Barnea’ya göre, Netanyahu hükümeti şu adımları atarak Trump’ın desteğini kullanıyor:

  • Esir değişimi anlaşmalarını ihlal etmek,
  • Suriye topraklarında askeri varlığı kalıcı hale getirmek,
  • Suriye’deki Dürzi toplumu ve rejim arasındaki çatışmalara müdahale tehdidinde bulunmak,
  • Lübnan’daki askeri varlığını ateşkes anlaşmalarına rağmen sürdürmek,
  • Batı Şeria’daki mülteci kamplarından binlerce Filistinliyi zorla tahliye etmek,
  • Gazze’ye insani yardım girişini engellemek,
  • Esir değişimi müzakerelerinin ikinci aşamasını terk ederek 59 esiri (hayatta ya da ölü) kaderine terk etmek.

Destek Garantili Değil

Barnea, Trump’ın desteğinin İsrail için uzun vadede garantili olmadığını vurguladı. Zelenski’nin Trump’tan destek beklerken aşağılanmasını örnek gösteren Barnea, Netanyahu’nun bu durumdan endişe duyduğunu ve Trump’ın tutumunun herhangi bir anda değişebileceğini bildiğini söyledi.

Barnea, İsrail’in tüm stratejisini Trump’a bağlamasının riskli olduğunu belirterek, "Ortak değerlere dayanmayan ittifaklar, ihanetin sadece bir zaman meselesi olduğunu gösterir" dedi.

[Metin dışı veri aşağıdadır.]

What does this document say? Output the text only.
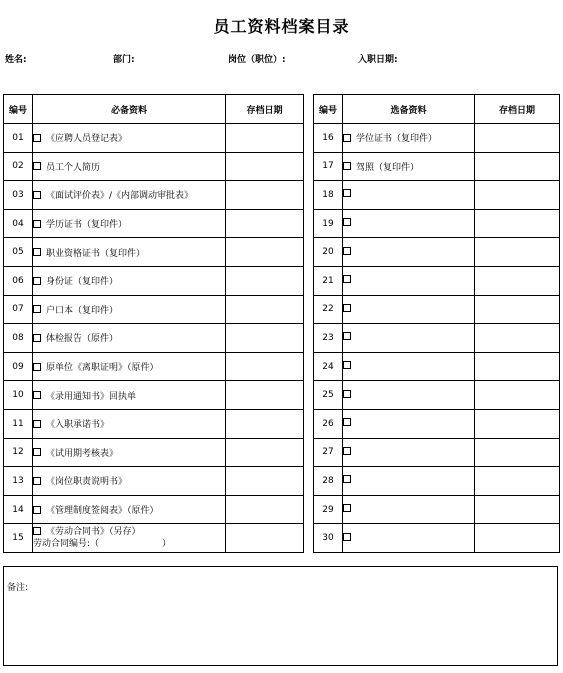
员工资料档案目录
姓名:	部门:	岗位（职位）:	入职日期:
编号	必备资料	存档日期
01	《应聘人员登记表》	
02	员工个人简历	
03	《面试评价表》/《内部调动审批表》	
04	学历证书（复印件）	
05	职业资格证书（复印件）	
06	身份证（复印件）	
07	户口本（复印件）	
08	体检报告（原件）	
09	原单位《离职证明》（原件）	
10	《录用通知书》回执单	
11	《入职承诺书》	
12	《试用期考核表》	
13	《岗位职责说明书》	
14	《管理制度签阅表》（原件）	
15	《劳动合同书》（另存）
劳动合同编号:（　　　　　　　）	
编号	选备资料	存档日期
16	学位证书（复印件）	
17	驾照（复印件）	
18		
19		
20		
21		
22		
23		
24		
25		
26		
27		
28		
29		
30		
备注:
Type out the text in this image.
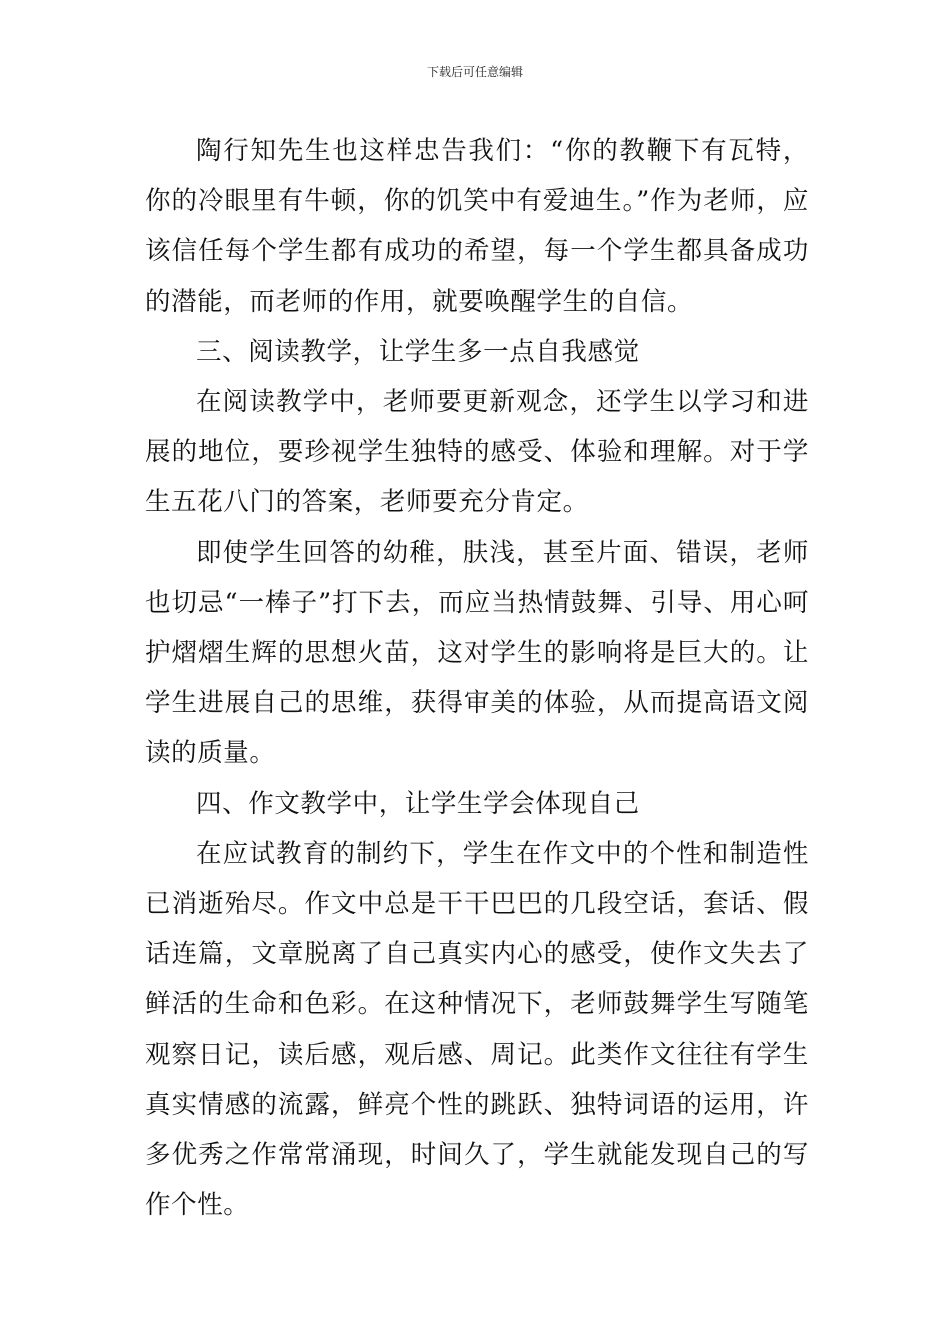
下载后可任意编辑

陶行知先生也这样忠告我们：“你的教鞭下有瓦特，你的冷眼里有牛顿，你的饥笑中有爱迪生。”作为老师，应该信任每个学生都有成功的希望，每一个学生都具备成功的潜能，而老师的作用，就要唤醒学生的自信。

三、阅读教学，让学生多一点自我感觉

在阅读教学中，老师要更新观念，还学生以学习和进展的地位，要珍视学生独特的感受、体验和理解。对于学生五花八门的答案，老师要充分肯定。

即使学生回答的幼稚，肤浅，甚至片面、错误，老师也切忌“一棒子”打下去，而应当热情鼓舞、引导、用心呵护熠熠生辉的思想火苗，这对学生的影响将是巨大的。让学生进展自己的思维，获得审美的体验，从而提高语文阅读的质量。

四、作文教学中，让学生学会体现自己

在应试教育的制约下，学生在作文中的个性和制造性已消逝殆尽。作文中总是干干巴巴的几段空话，套话、假话连篇，文章脱离了自己真实内心的感受，使作文失去了鲜活的生命和色彩。在这种情况下，老师鼓舞学生写随笔观察日记，读后感，观后感、周记。此类作文往往有学生真实情感的流露，鲜亮个性的跳跃、独特词语的运用，许多优秀之作常常涌现，时间久了，学生就能发现自己的写作个性。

Netanyahu’nun, Trump’ın tutumunun değişme ihtimaline karşı hızlı bir şekilde sahada yeni gerçeklikler yaratmaya çalıştığını ifade etti.

Son olarak Barnea, çıkar temelli ittifakların genellikle ilk ciddi testte çöktüğünü hatırlatarak, "İsrail, en büyük dostunun yarın ne yapacağını bilmiyor" uyarısında bulundu.